“You literally said exactly that,” she counters with a chuckle. That same teasing tone we’ve somehow fallen into over the course of the evening.
I hit submit on the form, watching as the progress bar fills. When it’s done, I lean back in my chair, feeling the weight slowly lifting from my shoulders. “That’s it. We made it. We have the full document package to show to investors.”
Bea stretches her arms overhead, her blouse pulling tight across her chest in a way that makes me look away quickly before I do something stupid like stare.
“We should probably call it a night,” she says, but she doesn’t move to pack up her things. Neither do I.
Instead, I find myself studying her face in the lamplight—the way her hair’s come loose from its bun, the slight smudge of mascara under her eyes from the long day. She looks tired but satisfied. Exactly how I’m feeling right now.
“Thank you,” I say, wincing at the words, which come out more like a growl than gratitude. “For staying. For all of this.”
She tilts her head to the side. “You already thanked me.”
“I know. But I mean it.” I lean forward, placing my elbows on the desk. “You didn’t have to help me put this back together. You could have let me fail.”
“And let the board win?” She raises an eyebrow. “Not a chance.”
“Why do you care?” I ask. “About the project, I mean. About whether King Developers survives.” I keep beelining to the same question I’ve already asked multiple times, but she hasn’t replied truthfully. Just like I never did when she kept asking.
Her lips part to say something, but she never gets a chance. I see the exact moment she shifts gears. “We should probably head out,” she says, checking her phone and avoiding any eye contact with me. “It’s after midnight.”
I nod, but neither of us move. The office feels smaller now with just the two of us whispering to each other, intimate in a way that makes my pulse kick up. She starts slowly gathering her things, reluctant to leave too, and that thought sends unwelcome urges through my mind.
“Bea,” I say before I can stop myself.
She pauses, her half-slung purse dropping from her shoulder. “Yeah?”
I don’t know what I was going to say. Thank you again? You’re not what I expected? I can’t stop thinking about that moment we almost kissed on the island? Let’s try it again? All of it feels too big, too dangerous.
I settle on, “Good work tonight,” hating how inadequate it sounds.
Her smile is empty. “You too, Boss.”
She heads for the door, and as I watch her go, my eyes trace the sway of her hips in that damn skirt that’s been driving me insane nearly every single day since she started here. When she reaches the threshold, she turns back.
“Noah?” My name sounds different in her voice now, softer somehow. “For what it’s worth, I think Ezra’s wrong about you. You’re not the monster he thinks you are. Youarea monster for sending me to fetch that stupid coffee, don’t get me wrong,” she laughs, moving a lock of hair away from her face. “But you shouldn’t let anyone make you believe what is not true.”
Not knowing how to respond, I stare at her, feeling my throat tightening and not trusting myself to speak. She’s defending me again, but this time from myself.
“Goodnight, Noah,” she says softly, and then she’s gone, leaving me alone with the scent of her perfume and the echo of her words.
I sit there for a long time after she leaves, staring at the completed drawing on my computer screen. The building looks back at me—clean lines and perfect design, everything I poured into it over weeks of work. But all I can think about is the way she said my name.
This is dangerous territory. Beatrice Wrong is off-limits for about a dozen reasons, starting with the fact that she used to be engaged to my brother and ending with the fact that I don’t do relationships.

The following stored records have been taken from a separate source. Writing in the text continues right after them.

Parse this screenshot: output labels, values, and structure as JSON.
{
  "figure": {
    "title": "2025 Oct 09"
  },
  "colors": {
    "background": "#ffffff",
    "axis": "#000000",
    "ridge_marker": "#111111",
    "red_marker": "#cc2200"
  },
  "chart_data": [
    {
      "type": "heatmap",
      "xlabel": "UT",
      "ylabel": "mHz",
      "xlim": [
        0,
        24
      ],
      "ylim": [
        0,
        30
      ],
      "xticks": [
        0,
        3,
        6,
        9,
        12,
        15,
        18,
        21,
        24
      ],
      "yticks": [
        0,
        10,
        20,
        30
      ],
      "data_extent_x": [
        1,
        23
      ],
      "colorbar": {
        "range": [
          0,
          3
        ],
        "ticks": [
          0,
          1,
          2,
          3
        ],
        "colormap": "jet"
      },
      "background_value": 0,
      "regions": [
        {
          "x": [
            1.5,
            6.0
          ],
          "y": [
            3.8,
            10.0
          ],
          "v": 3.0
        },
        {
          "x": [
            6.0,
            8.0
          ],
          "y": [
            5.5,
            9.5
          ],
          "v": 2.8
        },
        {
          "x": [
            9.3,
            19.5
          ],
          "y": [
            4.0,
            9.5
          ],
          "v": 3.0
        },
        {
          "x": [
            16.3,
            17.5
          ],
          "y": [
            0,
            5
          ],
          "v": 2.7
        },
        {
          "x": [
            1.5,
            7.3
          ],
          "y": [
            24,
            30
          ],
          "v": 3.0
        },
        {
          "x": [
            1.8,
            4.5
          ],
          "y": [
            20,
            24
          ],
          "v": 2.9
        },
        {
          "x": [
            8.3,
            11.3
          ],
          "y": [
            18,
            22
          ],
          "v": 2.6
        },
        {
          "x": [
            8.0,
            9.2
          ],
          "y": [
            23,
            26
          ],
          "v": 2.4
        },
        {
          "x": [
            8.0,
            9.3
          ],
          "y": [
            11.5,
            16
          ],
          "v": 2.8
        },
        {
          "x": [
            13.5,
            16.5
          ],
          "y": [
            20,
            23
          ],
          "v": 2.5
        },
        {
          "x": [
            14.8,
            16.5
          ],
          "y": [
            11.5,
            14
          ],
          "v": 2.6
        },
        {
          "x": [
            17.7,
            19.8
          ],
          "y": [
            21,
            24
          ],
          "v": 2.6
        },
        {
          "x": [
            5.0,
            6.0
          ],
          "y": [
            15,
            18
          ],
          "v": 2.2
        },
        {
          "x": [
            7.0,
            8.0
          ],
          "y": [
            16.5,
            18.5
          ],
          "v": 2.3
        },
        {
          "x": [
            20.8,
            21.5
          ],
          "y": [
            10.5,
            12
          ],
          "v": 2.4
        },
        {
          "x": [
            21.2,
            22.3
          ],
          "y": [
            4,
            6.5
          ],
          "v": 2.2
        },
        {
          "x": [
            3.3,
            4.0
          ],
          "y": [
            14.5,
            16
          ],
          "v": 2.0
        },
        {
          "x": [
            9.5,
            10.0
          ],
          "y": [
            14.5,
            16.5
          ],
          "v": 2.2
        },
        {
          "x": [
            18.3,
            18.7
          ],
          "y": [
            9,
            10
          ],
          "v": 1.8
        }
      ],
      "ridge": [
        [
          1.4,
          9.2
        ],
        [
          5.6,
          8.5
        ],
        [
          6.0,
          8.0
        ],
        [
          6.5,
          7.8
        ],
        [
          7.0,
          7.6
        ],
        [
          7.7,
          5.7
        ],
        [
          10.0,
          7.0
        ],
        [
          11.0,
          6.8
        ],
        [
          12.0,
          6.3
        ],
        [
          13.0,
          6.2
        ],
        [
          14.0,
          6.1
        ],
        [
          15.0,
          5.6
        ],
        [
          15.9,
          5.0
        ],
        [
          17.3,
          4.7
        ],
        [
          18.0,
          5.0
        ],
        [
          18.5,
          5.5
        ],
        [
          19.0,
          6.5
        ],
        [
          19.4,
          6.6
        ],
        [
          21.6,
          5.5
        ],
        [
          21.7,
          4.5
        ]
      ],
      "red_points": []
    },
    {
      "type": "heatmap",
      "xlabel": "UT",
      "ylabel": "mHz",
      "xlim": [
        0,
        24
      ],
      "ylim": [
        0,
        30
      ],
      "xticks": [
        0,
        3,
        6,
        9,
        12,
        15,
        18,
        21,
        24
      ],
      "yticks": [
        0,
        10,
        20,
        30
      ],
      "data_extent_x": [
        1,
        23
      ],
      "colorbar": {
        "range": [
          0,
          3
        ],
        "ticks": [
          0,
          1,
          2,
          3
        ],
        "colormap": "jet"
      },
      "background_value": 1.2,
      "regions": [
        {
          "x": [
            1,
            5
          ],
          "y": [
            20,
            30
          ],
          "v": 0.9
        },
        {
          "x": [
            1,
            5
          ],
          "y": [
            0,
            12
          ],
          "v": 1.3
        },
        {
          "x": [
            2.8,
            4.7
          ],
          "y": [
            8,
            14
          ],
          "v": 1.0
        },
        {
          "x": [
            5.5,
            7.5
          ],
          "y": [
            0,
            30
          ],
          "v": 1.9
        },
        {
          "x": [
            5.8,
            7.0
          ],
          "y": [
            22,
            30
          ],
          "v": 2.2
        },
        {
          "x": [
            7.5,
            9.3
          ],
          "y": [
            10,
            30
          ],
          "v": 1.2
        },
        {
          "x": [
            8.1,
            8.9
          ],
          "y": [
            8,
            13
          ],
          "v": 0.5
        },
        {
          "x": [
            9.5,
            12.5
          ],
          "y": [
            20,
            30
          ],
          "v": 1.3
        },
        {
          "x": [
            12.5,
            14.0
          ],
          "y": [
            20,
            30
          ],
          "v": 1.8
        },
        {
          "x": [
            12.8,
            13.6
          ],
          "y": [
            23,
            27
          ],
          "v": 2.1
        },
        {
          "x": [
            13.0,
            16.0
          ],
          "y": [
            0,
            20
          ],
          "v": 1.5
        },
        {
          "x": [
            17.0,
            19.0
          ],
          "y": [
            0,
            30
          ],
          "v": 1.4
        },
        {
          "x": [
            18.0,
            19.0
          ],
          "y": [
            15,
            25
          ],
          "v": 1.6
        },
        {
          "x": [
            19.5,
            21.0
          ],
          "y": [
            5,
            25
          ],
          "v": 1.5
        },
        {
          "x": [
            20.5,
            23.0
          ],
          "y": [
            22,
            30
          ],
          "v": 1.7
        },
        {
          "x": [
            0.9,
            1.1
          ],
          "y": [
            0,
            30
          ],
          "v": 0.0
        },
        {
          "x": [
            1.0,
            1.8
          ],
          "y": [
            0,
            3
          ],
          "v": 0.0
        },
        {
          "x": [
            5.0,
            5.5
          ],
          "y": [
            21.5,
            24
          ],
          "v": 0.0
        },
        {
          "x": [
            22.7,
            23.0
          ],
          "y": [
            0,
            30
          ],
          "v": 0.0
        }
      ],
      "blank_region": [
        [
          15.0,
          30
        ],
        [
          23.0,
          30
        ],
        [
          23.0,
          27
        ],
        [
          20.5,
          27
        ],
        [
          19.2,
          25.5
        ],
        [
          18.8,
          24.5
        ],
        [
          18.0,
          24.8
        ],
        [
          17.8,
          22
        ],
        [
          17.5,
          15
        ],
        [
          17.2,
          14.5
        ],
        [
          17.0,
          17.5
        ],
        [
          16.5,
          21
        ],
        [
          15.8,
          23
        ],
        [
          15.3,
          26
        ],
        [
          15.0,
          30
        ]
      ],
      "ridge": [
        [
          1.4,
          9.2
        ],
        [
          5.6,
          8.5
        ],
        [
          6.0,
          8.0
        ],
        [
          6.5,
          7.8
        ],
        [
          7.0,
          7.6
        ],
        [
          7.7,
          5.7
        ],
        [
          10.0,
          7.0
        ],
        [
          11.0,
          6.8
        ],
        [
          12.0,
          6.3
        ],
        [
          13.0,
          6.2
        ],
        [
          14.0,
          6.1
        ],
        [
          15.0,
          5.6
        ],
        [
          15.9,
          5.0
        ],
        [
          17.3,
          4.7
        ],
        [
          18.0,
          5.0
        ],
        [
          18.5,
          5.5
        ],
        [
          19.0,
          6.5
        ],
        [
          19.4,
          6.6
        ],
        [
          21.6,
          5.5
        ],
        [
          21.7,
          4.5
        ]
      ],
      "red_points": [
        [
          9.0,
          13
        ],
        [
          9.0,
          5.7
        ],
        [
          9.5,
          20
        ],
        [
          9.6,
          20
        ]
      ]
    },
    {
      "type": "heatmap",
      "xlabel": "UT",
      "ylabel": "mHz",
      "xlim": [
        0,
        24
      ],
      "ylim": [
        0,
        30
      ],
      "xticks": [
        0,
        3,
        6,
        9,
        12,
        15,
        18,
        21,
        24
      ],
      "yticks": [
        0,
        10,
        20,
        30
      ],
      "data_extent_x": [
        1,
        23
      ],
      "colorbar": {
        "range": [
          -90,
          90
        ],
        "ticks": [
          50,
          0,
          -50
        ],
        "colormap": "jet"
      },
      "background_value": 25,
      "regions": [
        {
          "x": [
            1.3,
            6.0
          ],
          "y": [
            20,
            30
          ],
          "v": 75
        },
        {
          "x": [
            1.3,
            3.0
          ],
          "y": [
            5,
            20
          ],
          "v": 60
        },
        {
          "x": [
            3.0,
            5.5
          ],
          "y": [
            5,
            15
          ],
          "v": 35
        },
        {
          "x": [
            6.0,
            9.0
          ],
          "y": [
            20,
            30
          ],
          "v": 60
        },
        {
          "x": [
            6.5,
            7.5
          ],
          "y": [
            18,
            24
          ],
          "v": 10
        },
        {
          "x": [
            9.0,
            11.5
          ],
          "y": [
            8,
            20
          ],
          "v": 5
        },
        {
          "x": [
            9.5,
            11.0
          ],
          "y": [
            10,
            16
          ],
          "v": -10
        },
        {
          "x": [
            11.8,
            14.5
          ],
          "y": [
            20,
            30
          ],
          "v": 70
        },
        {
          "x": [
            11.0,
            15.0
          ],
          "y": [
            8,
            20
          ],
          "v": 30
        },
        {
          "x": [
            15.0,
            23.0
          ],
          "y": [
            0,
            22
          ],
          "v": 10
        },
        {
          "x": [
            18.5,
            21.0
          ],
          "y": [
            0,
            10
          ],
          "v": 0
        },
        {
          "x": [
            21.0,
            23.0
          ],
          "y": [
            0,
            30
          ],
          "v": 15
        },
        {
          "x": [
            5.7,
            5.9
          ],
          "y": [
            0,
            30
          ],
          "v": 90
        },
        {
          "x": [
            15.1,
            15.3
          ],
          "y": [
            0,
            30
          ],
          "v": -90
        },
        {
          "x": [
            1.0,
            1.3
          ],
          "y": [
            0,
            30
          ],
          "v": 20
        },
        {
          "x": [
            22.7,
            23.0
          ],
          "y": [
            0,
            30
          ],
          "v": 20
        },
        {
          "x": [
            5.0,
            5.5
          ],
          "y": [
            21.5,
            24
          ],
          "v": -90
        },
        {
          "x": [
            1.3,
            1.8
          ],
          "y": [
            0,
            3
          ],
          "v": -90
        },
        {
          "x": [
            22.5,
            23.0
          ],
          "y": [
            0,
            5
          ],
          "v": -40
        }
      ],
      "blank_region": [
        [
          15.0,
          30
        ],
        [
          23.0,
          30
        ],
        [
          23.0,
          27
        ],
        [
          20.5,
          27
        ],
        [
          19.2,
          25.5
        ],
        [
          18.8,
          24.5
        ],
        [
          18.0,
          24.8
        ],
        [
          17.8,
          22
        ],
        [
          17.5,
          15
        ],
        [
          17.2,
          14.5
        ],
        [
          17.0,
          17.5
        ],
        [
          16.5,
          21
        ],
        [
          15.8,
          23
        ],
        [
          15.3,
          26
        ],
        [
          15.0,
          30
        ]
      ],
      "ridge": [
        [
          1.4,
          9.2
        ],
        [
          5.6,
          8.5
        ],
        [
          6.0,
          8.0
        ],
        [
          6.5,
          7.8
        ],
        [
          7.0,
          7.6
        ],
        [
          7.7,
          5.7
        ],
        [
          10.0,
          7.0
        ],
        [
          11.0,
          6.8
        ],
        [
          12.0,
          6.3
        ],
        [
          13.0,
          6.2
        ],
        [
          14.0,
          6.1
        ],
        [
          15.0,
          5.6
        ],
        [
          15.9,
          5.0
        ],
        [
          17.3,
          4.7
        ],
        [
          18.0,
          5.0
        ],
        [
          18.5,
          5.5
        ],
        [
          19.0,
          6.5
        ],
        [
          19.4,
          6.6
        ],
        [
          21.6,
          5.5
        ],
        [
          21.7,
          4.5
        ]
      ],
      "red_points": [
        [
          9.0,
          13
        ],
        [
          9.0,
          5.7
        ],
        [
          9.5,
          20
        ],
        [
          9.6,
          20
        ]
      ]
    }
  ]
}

I do quick, uncomplicated hookups with women who understand the rules. I don’t do late-night conversationsabout scars and dreams. I don’t do whatever the hell just happened in this office.
But as I finally pack up my things and head home, I can’t shake the memory of her voice when she called me brilliant. Or the way she looked at my drawing like she could see straight into my soul.
I’m fucked.
21
Bea
I wakeup with a knot in my stomach that has nothing to do with the food I ate yesterday and everything to do with the man I shared it with. The memory of calling him brilliant, of defending him to his own brother while meeting ‘the enemy’ with a puffed chest like a baboon, makes me want to crawl under my covers and never emerge.
What the hell was I thinking?
I stare at the water stain on my ceiling, replaying every moment from last night in excruciating detail. The look on his face when I complimented his drawing. The softness in his voice when he thanked me. That charged moment when our fingers brushed over the architectural plans, and I wanted to climb on the table and become his sole interest.